Mr George, 52, who was cleared after a retrial in 2008, is seeking a High Court ruling that could open the way for him to claim an award of up to £500,000.
His case is one of five test cases assembled for senior judges to decide who is now entitled to payments in "miscarriages of justice" cases following a landmark decision by the Supreme Court in May 2011.
Mr George's claim for damages for lost earnings and wrongful imprisonment was rejected by the Ministry of Justice on the grounds that he was not legally entitled to compensation. That decision is being defended by Justice Secretary Chris Grayling in a three-day hearing at London's High Court.
Ian Glen QC, appearing for Mr George, is asking Mr Justice Beatson and Mr Justice Irwin to rule the decision to deny compensation "defective and contrary to natural justice" and a breach of the right to a fair trial under Article 6 of the European Convention on Human Rights.
Mr Glen contends there is no material to suggest that an "open-minded reconsideration" of Mr George's case has taken place at ministerial level following an original decision that was "flawed by illegality".
The proceedings follow the Supreme Court's redefinition of the legal meaning of what constitutes a "miscarriage of justice" after debating when compensation should be paid to people wrongly convicted of crime.

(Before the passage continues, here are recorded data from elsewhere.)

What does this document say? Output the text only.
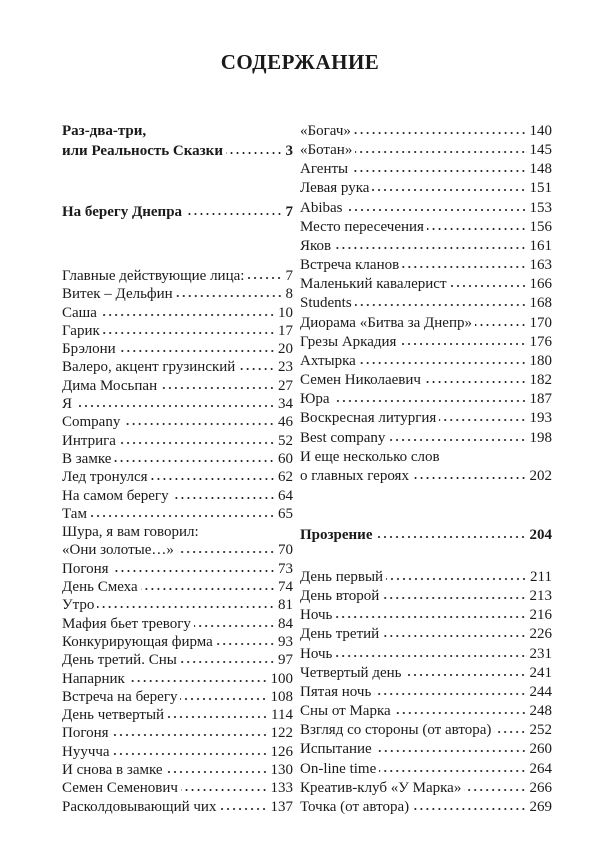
СОДЕРЖАНИЕ
Раз-два-три,
или Реальность Сказки	3
На берегу Днепра	7
Главные действующие лица:	7
Витек – Дельфин	8
Саша	10
Гарик	17
Брэлони	20
Валеро, акцент грузинский	23
Дима Мосьпан	27
Я	34
Company	46
Интрига	52
В замке	60
Лед тронулся	62
На самом берегу	64
Там	65
Шура, я вам говорил:
«Они золотые…»	70
Погоня	73
День Смеха	74
Утро	81
Мафия бьет тревогу	84
Конкурирующая фирма	93
День третий. Сны	97
Напарник	100
Встреча на берегу	108
День четвертый	114
Погоня	122
Нуучча	126
И снова в замке	130
Семен Семенович	133
Расколдовывающий чих	137
«Богач»	140
«Ботан»	145
Агенты	148
Левая рука	151
Abibas	153
Место пересечения	156
Яков	161
Встреча кланов	163
Маленький кавалерист	166
Students	168
Диорама «Битва за Днепр»	170
Грезы Аркадия	176
Ахтырка	180
Семен Николаевич	182
Юра	187
Воскресная литургия	193
Best company	198
И еще несколько слов
о главных героях	202
Прозрение	204
День первый	211
День второй	213
Ночь	216
День третий	226
Ночь	231
Четвертый день	241
Пятая ночь	244
Сны от Марка	248
Взгляд со стороны (от автора)	252
Испытание	260
On-line time	264
Креатив-клуб «У Марка»	266
Точка (от автора)	269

Miss Dando was shot dead outside her home in Fulham in April 1999. After his conviction in 2001, Mr George, of Fulham, west London, was acquitted of killing the 37-year-old BBC presenter at the 2008 retrial.
The case was referred to by one of the panel of nine Supreme Court justices who gave the landmark miscarriage of justice ruling. In the Supreme Court ruling, the then president Lord Phillips said that the "mere quashing" of a conviction could not be a "trigger for compensation". He said a "miscarriage of justice" occurred when a new fact "so undermined" prosecution evidence that no conviction could "possibly be based upon it".
He said the new "test" would not guarantee that all those entitled to compensation were "in fact innocent". But it would ensure that when innocent defendants were convicted on discredited evidence they were not "precluded" from obtaining compensation because they could not prove their innocence beyond reasonable doubt.